The yuan closed up against the dollar on Monday, trading at its highest since May 30, buoyed by a rebound in the euro after pro-bailout parties in Greece won a slim parliamentary majority, allaying concerns of a messy Greek exit from the euro zone.
Spot yuan closed at 6.3570 per dollar on Monday, up from 6.3651 at Friday’s close and only 70 pips away from its opening price.
The yuan also traded at the furthest distance it has ever been away from the official fixed daily rate, changing hands at 0.95 percent away from the midpoint during the session.
The central bank increased the trading band within which spot prices may vary from the official fixing to 1 percent up from 0.5 percent in April.
However, the divergence between spot and fix was mostly the result of spot prices refusing to follow an aggressive fixing by the central bank. Monday’s mid-point setting was the strongest against the dollar since May 11.
The euro-driven yuan rally was yet another signal that the Chinese currency may now be moving more closely in connection with a trade-weighted basket, as indicated by the latest data issued by the Bank for International Settlements (BIS).
The BIS index for the yuan’s real effective exchange rate (REER) - the currency’s value against a trade-weighted basket after adjustments based on inflation - appreciated 2.07 percent to 109.72 in May from 107.5 in April, BIS data published over the weekend showed.
The yuan’s nominal effective exchange rate (NEER), its value before inflation adjustments, rose 0.88 percent to 106.06 points in May from 105.14 in April, the data showed.

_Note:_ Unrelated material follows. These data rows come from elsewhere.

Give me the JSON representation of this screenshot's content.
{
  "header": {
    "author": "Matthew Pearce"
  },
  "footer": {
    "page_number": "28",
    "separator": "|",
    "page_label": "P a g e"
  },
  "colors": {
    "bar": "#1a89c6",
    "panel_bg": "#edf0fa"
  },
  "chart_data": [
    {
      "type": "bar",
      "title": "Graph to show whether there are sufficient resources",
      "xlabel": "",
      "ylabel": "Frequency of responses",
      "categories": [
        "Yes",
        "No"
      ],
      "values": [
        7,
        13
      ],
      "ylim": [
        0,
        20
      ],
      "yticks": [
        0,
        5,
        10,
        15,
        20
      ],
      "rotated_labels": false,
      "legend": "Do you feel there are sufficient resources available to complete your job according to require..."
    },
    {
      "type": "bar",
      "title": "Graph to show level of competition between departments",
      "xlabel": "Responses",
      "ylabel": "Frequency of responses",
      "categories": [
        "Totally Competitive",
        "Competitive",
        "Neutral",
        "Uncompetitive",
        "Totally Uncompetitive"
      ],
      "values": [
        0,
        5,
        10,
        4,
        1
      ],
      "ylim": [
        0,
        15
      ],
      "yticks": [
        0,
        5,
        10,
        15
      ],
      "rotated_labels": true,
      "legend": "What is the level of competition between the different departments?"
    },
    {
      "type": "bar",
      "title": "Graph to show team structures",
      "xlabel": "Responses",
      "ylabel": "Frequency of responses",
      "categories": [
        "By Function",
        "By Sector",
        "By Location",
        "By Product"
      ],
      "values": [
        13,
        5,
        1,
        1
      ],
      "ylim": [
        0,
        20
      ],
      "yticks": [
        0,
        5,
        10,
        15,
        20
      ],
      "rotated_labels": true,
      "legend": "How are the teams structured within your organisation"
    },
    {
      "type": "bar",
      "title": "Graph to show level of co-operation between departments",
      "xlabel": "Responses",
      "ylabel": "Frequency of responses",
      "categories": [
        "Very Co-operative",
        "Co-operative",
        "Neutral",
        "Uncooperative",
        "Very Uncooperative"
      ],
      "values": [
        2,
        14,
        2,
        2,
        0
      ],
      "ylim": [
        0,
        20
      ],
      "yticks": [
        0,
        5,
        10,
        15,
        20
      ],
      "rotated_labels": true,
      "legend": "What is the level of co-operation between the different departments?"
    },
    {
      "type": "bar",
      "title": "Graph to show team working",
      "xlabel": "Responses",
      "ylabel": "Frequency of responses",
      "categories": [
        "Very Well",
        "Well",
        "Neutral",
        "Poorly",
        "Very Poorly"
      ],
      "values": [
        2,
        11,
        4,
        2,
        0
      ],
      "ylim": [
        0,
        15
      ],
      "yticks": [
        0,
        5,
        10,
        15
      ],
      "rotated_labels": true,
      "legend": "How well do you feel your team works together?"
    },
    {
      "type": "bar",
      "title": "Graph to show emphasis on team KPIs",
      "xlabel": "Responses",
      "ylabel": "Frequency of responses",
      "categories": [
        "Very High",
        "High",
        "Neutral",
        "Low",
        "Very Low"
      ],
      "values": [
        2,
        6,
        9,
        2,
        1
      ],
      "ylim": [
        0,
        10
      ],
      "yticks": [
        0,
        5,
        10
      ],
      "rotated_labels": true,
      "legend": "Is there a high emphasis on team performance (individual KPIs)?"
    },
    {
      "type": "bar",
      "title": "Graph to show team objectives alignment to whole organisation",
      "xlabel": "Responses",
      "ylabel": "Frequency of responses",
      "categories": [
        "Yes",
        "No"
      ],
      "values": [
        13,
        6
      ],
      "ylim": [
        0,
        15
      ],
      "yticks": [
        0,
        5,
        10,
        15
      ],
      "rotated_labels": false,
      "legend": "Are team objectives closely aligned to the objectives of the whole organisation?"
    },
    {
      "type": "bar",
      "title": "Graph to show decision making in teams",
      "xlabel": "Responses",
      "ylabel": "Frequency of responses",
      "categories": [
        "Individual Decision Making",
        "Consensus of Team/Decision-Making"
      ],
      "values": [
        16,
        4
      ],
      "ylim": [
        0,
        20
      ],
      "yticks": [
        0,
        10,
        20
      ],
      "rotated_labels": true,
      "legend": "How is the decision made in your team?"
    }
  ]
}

“While the US dollar, the euro and other major world currencies have become increasingly unstable in recent years, China appears to be serious about letting the yuan move more in line with a trade-weighted basket,” said a trader at a major Chinese state-owned bank in Beijing.
“So the yuan’s fall against the dollar in May was offset by its rise against the euro,” he said. “The trend is likely to continue in the near term.”
In May, the currency posted its biggest monthly drop against the dollar on record, nearly 1 percent, responding to the strengthening of the US dollar in global markets in the month during the peak of the euro zone political and debt crises.
The People’s Bank of China (PBOC) has recently set a series of midpoints stronger than the yuan’s trading level, as it seeks to keep the exchange rate relatively stable as China’s economy showed signs of a significant slowdown this year.
On Monday, the PBOC fixed the midpoint at 6.3005 against the dollar, stronger than Friday’s 6.3089, reflecting a global dollar weakening as the euro briefly hit a one-month high, buoyed by the Greek election result.
Offshore one-year non-deliverable yuan forward contracts changed hands at 6.3838 in the afternoon to imply a yuan deprecation of 0.93 percent against the dollar based on Monday’s midpoint.
Offshore spot yuan traded at 6.3620 at midday, slightly weaker than the onshore spot level.